Former les citoyens de demain : lettre de l'April à Jean-Michel Fourgous

Le Premier ministre François Fillon a confié en août 2009 au député Jean-Michel Fourgous une « mission de réflexion et de propositions pour la promotion des technologies de l'information et de la communication dans l'enseignement scolaire ».

Le site Localtis.info a publié des extraits de la lettre de mission.

Le député a ouvert un site de la « Mission Fourgous pour les TICE ».

L'April est un observateur particulièrement attentif de l'évolution de l'usage et de l'enseignement de l'informatique dans le système éducatif.

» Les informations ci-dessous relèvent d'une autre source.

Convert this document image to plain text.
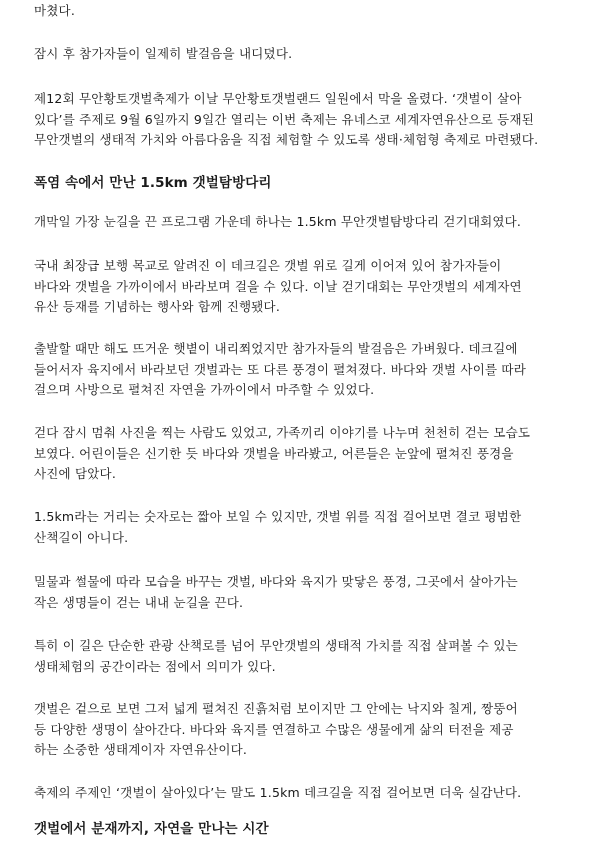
마쳤다.

잠시 후 참가자들이 일제히 발걸음을 내디뎠다.

제12회 무안황토갯벌축제가 이날 무안황토갯벌랜드 일원에서 막을 올렸다. ‘갯벌이 살아
있다’를 주제로 9월 6일까지 9일간 열리는 이번 축제는 유네스코 세계자연유산으로 등재된
무안갯벌의 생태적 가치와 아름다움을 직접 체험할 수 있도록 생태·체험형 축제로 마련됐다.

폭염 속에서 만난 1.5km 갯벌탐방다리

개막일 가장 눈길을 끈 프로그램 가운데 하나는 1.5km 무안갯벌탐방다리 걷기대회였다.

국내 최장급 보행 목교로 알려진 이 데크길은 갯벌 위로 길게 이어져 있어 참가자들이
바다와 갯벌을 가까이에서 바라보며 걸을 수 있다. 이날 걷기대회는 무안갯벌의 세계자연
유산 등재를 기념하는 행사와 함께 진행됐다.

출발할 때만 해도 뜨거운 햇볕이 내리쬐었지만 참가자들의 발걸음은 가벼웠다. 데크길에
들어서자 육지에서 바라보던 갯벌과는 또 다른 풍경이 펼쳐졌다. 바다와 갯벌 사이를 따라
걸으며 사방으로 펼쳐진 자연을 가까이에서 마주할 수 있었다.

걷다 잠시 멈춰 사진을 찍는 사람도 있었고, 가족끼리 이야기를 나누며 천천히 걷는 모습도
보였다. 어린이들은 신기한 듯 바다와 갯벌을 바라봤고, 어른들은 눈앞에 펼쳐진 풍경을
사진에 담았다.

1.5km라는 거리는 숫자로는 짧아 보일 수 있지만, 갯벌 위를 직접 걸어보면 결코 평범한
산책길이 아니다.

밀물과 썰물에 따라 모습을 바꾸는 갯벌, 바다와 육지가 맞닿은 풍경, 그곳에서 살아가는
작은 생명들이 걷는 내내 눈길을 끈다.

특히 이 길은 단순한 관광 산책로를 넘어 무안갯벌의 생태적 가치를 직접 살펴볼 수 있는
생태체험의 공간이라는 점에서 의미가 있다.

갯벌은 겉으로 보면 그저 넓게 펼쳐진 진흙처럼 보이지만 그 안에는 낙지와 칠게, 짱뚱어
등 다양한 생명이 살아간다. 바다와 육지를 연결하고 수많은 생물에게 삶의 터전을 제공
하는 소중한 생태계이자 자연유산이다.

축제의 주제인 ‘갯벌이 살아있다’는 말도 1.5km 데크길을 직접 걸어보면 더욱 실감난다.

갯벌에서 분재까지, 자연을 만나는 시간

L'association a contribué par des commentaires sur les forums du site de la mission. L'April a transmis par courrier au député Jean-Michel Fourgous la synthèse de ses commentaires.

Lire le courrier de l'April à Jean-Michel Fourgous (format PDF).

La lettre :

Monsieur Jean-Michel Fourgous

Député

Paris, le 1er décembre 2009

Objet : contribution de l'April à la mission de réflexion et de propositions pour la promotion des technologies de l'information et de la communication dans l'enseignement scolaire

Monsieur le député,

C'est avec le plus grand intérêt que notre association a pris connaissance de la mission qui vous a été confiée auprès du ministre de l'Éducation nationale et de la Recherche par le Premier ministre.

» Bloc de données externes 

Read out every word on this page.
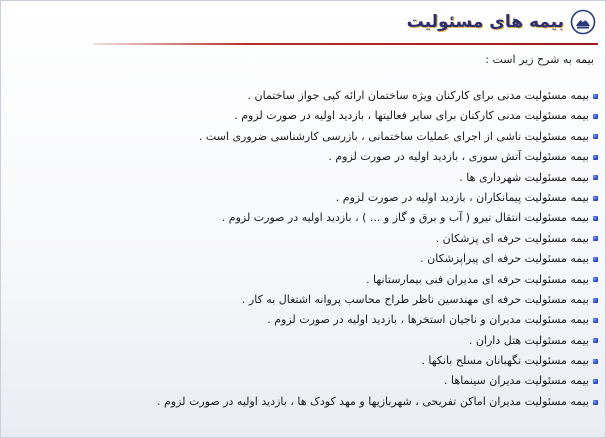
بیمه های مسئولیت
بیمه به شرح زیر است :
بیمه مسئولیت مدنی برای کارکنان ویژه ساختمان ارائه کپی جواز ساختمان .
بیمه مسئولیت مدنی کارکنان برای سایر فعالیتها ، بازدید اولیه در صورت لزوم .
بیمه مسئولیت ناشی از اجرای عملیات ساختمانی ، بازرسی کارشناسی ضروری است .
بیمه مسئولیت آتش سوزی ، بازدید اولیه در صورت لزوم .
بیمه مسئولیت شهرداری ها .
بیمه مسئولیت پیمانکاران ، بازدید اولیه در صورت لزوم .
بیمه مسئولیت انتقال نیرو ( آب و برق و گاز و ... ) ، بازدید اولیه در صورت لزوم .
بیمه مسئولیت حرفه ای پزشکان .
بیمه مسئولیت حرفه ای پیراپزشکان .
بیمه مسئولیت حرفه ای مدیران فنی بیمارستانها .
بیمه مسئولیت حرفه ای مهندسین ناظر طراح محاسب پروانه اشتغال به کار .
بیمه مسئولیت مدیران و ناجیان استخرها ، بازدید اولیه در صورت لزوم .
بیمه مسئولیت هتل داران .
بیمه مسئولیت نگهبانان مسلح بانکها .
بیمه مسئولیت مدیران سینماها .
بیمه مسئولیت مدیران اماکن تفریحی ، شهربازیها و مهد کودک ها ، بازدید اولیه در صورت لزوم .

L'April est l'association nationale de référence pour la promotion et la défense du Logiciel Libre. Elle rassemble plus de 5 000 membres individuels, 271 entreprises (de Thalès à Steria, en passant par des petites sociétés de services en Logiciel Libre), 147 associations (dont la Ligue de l'Enseignement), six adhérents du secteur éducatif et cinq collectivités territoriales. Elle agit depuis 1996 pour la démocratisation et la diffusion du Logiciel Libre et des standards ouverts auprès du grand public, des professionnels et des institutions dans l'espace francophone ; elle contribue depuis treize ans à sensibiliser les responsables politiques et les pouvoirs publics sur les enjeux éthiques, sociaux, économiques et stratégiques du Logiciel Libre.

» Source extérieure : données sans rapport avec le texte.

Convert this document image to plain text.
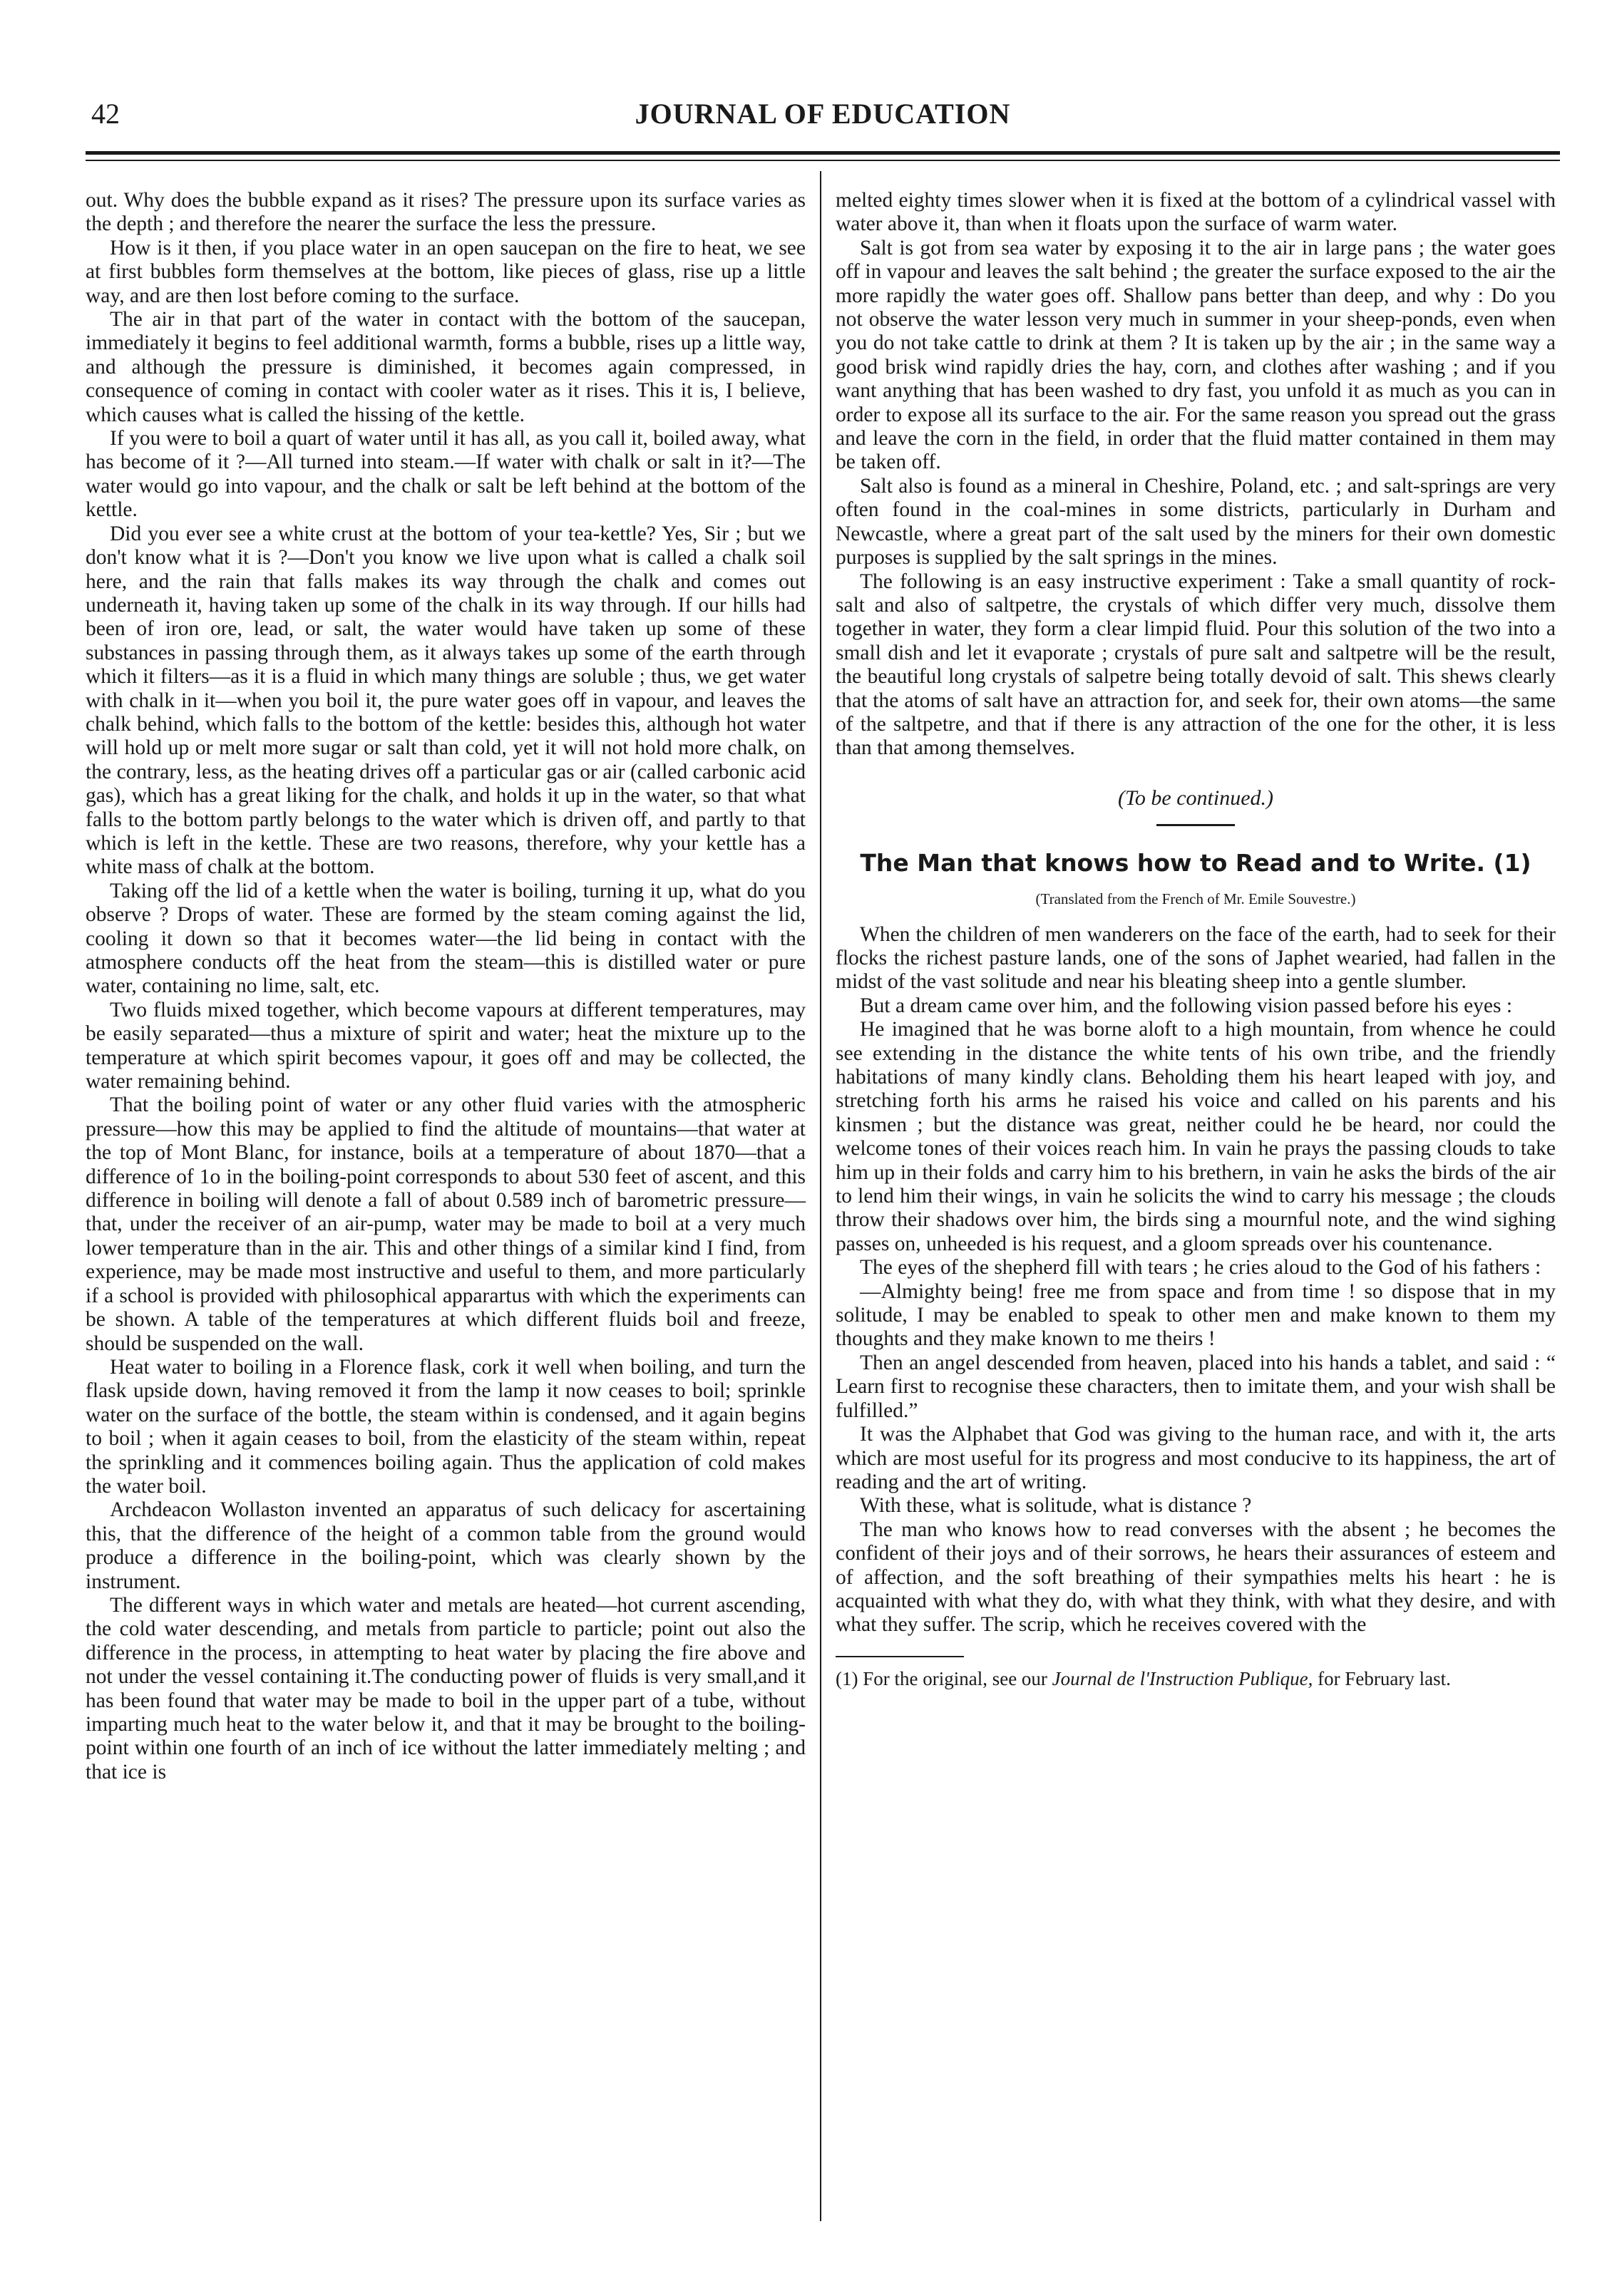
42	JOURNAL OF EDUCATION

out. Why does the bubble expand as it rises? The pressure upon its surface varies as the depth ; and therefore the nearer the surface the less the pressure.

How is it then, if you place water in an open saucepan on the fire to heat, we see at first bubbles form themselves at the bottom, like pieces of glass, rise up a little way, and are then lost before coming to the surface.

The air in that part of the water in contact with the bottom of the saucepan, immediately it begins to feel additional warmth, forms a bubble, rises up a little way, and although the pressure is diminished, it becomes again compressed, in consequence of coming in contact with cooler water as it rises. This it is, I believe, which causes what is called the hissing of the kettle.

If you were to boil a quart of water until it has all, as you call it, boiled away, what has become of it ?—All turned into steam.—If water with chalk or salt in it?—The water would go into vapour, and the chalk or salt be left behind at the bottom of the kettle.

Did you ever see a white crust at the bottom of your tea-kettle? Yes, Sir ; but we don't know what it is ?—Don't you know we live upon what is called a chalk soil here, and the rain that falls makes its way through the chalk and comes out underneath it, having taken up some of the chalk in its way through. If our hills had been of iron ore, lead, or salt, the water would have taken up some of these substances in passing through them, as it always takes up some of the earth through which it filters—as it is a fluid in which many things are soluble ; thus, we get water with chalk in it—when you boil it, the pure water goes off in vapour, and leaves the chalk behind, which falls to the bottom of the kettle: besides this, although hot water will hold up or melt more sugar or salt than cold, yet it will not hold more chalk, on the contrary, less, as the heating drives off a particular gas or air (called carbonic acid gas), which has a great liking for the chalk, and holds it up in the water, so that what falls to the bottom partly belongs to the water which is driven off, and partly to that which is left in the kettle. These are two reasons, therefore, why your kettle has a white mass of chalk at the bottom.

Taking off the lid of a kettle when the water is boiling, turning it up, what do you observe ? Drops of water. These are formed by the steam coming against the lid, cooling it down so that it becomes water—the lid being in contact with the atmosphere conducts off the heat from the steam—this is distilled water or pure water, containing no lime, salt, etc.

Two fluids mixed together, which become vapours at different temperatures, may be easily separated—thus a mixture of spirit and water; heat the mixture up to the temperature at which spirit becomes vapour, it goes off and may be collected, the water remaining behind.

That the boiling point of water or any other fluid varies with the atmospheric pressure—how this may be applied to find the altitude of mountains—that water at the top of Mont Blanc, for instance, boils at a temperature of about 1870—that a difference of 1o in the boiling-point corresponds to about 530 feet of ascent, and this difference in boiling will denote a fall of about 0.589 inch of barometric pressure—that, under the receiver of an air-pump, water may be made to boil at a very much lower temperature than in the air. This and other things of a similar kind I find, from experience, may be made most instructive and useful to them, and more particularly if a school is provided with philosophical apparartus with which the experiments can be shown. A table of the temperatures at which different fluids boil and freeze, should be suspended on the wall.

Heat water to boiling in a Florence flask, cork it well when boiling, and turn the flask upside down, having removed it from the lamp it now ceases to boil; sprinkle water on the surface of the bottle, the steam within is condensed, and it again begins to boil ; when it again ceases to boil, from the elasticity of the steam within, repeat the sprinkling and it commences boiling again. Thus the application of cold makes the water boil.

Archdeacon Wollaston invented an apparatus of such delicacy for ascertaining this, that the difference of the height of a common table from the ground would produce a difference in the boiling-point, which was clearly shown by the instrument.

The different ways in which water and metals are heated—hot current ascending, the cold water descending, and metals from particle to particle; point out also the difference in the process, in attempting to heat water by placing the fire above and not under the vessel containing it.The conducting power of fluids is very small,and it has been found that water may be made to boil in the upper part of a tube, without imparting much heat to the water below it, and that it may be brought to the boiling-point within one fourth of an inch of ice without the latter immediately melting ; and that ice is

melted eighty times slower when it is fixed at the bottom of a cylindrical vassel with water above it, than when it floats upon the surface of warm water.

Salt is got from sea water by exposing it to the air in large pans ; the water goes off in vapour and leaves the salt behind ; the greater the surface exposed to the air the more rapidly the water goes off. Shallow pans better than deep, and why : Do you not observe the water lesson very much in summer in your sheep-ponds, even when you do not take cattle to drink at them ? It is taken up by the air ; in the same way a good brisk wind rapidly dries the hay, corn, and clothes after washing ; and if you want anything that has been washed to dry fast, you unfold it as much as you can in order to expose all its surface to the air. For the same reason you spread out the grass and leave the corn in the field, in order that the fluid matter contained in them may be taken off.

Salt also is found as a mineral in Cheshire, Poland, etc. ; and salt-springs are very often found in the coal-mines in some districts, particularly in Durham and Newcastle, where a great part of the salt used by the miners for their own domestic purposes is supplied by the salt springs in the mines.

The following is an easy instructive experiment : Take a small quantity of rock-salt and also of saltpetre, the crystals of which differ very much, dissolve them together in water, they form a clear limpid fluid. Pour this solution of the two into a small dish and let it evaporate ; crystals of pure salt and saltpetre will be the result, the beautiful long crystals of salpetre being totally devoid of salt. This shews clearly that the atoms of salt have an attraction for, and seek for, their own atoms—the same of the saltpetre, and that if there is any attraction of the one for the other, it is less than that among themselves.

(To be continued.)
The Man that knows how to Read and to Write. (1)
(Translated from the French of Mr. Emile Souvestre.)

When the children of men wanderers on the face of the earth, had to seek for their flocks the richest pasture lands, one of the sons of Japhet wearied, had fallen in the midst of the vast solitude and near his bleating sheep into a gentle slumber.

But a dream came over him, and the following vision passed before his eyes :

He imagined that he was borne aloft to a high mountain, from whence he could see extending in the distance the white tents of his own tribe, and the friendly habitations of many kindly clans. Beholding them his heart leaped with joy, and stretching forth his arms he raised his voice and called on his parents and his kinsmen ; but the distance was great, neither could he be heard, nor could the welcome tones of their voices reach him. In vain he prays the passing clouds to take him up in their folds and carry him to his brethern, in vain he asks the birds of the air to lend him their wings, in vain he solicits the wind to carry his message ; the clouds throw their shadows over him, the birds sing a mournful note, and the wind sighing passes on, unheeded is his request, and a gloom spreads over his countenance.

The eyes of the shepherd fill with tears ; he cries aloud to the God of his fathers :

—Almighty being! free me from space and from time ! so dispose that in my solitude, I may be enabled to speak to other men and make known to them my thoughts and they make known to me theirs !

Then an angel descended from heaven, placed into his hands a tablet, and said : “ Learn first to recognise these characters, then to imitate them, and your wish shall be fulfilled.”

It was the Alphabet that God was giving to the human race, and with it, the arts which are most useful for its progress and most conducive to its happiness, the art of reading and the art of writing.

With these, what is solitude, what is distance ?

The man who knows how to read converses with the absent ; he becomes the confident of their joys and of their sorrows, he hears their assurances of esteem and of affection, and the soft breathing of their sympathies melts his heart : he is acquainted with what they do, with what they think, with what they desire, and with what they suffer. The scrip, which he receives covered with the

(1) For the original, see our Journal de l'Instruction Publique, for February last.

L'April est un observateur particulièrement attentif de l'évolution de l'usage et de l'enseignement de l'informatique dans le système éducatif.

Nous souhaitons par la présente synthétiser l'ensemble des commentaires que nous avons par ailleurs laissés sur les forums du site http://www.missionfourgous-tice.fr/.

Notre association est, en matière éducative, attachée à la formation d'utilisateurs autonomes, éclairés et responsables. Nous considérons que les logiciels libres constituent, de par la transparence technologique qui les définit et les valeurs de partage qui les fondent, l'un des leviers les plus précieux à la disposition de la communauté enseignante pour l'enseignement à et par l'informatique1.

Les logiciels libres rendent en effet plus aisées, voire tout simplement possibles, des pratiques pédagogiques qui visent à donner aux élèves et étudiants non la capacité d'apprendre comment accomplir une tâche donnée avec un logiciel donné, mais celle de comprendre les mécanismes de traitement de l'information mis en oeuvre par ce logiciel. Cette démarche a pour but de fournir aux élèves des connaissances qu'ils pourront réinvestir non seulement dans la pratique d'un autre logiciel similaire (absolue nécessité compte tenu de l'obsolescence des logiciels), mais aussi et surtout, qui nourriront l'analyse critique qu'ils pourront développer sur les limites et les contraintes posées sur leurs activités chaque fois qu'ils utilisent un ordinateur.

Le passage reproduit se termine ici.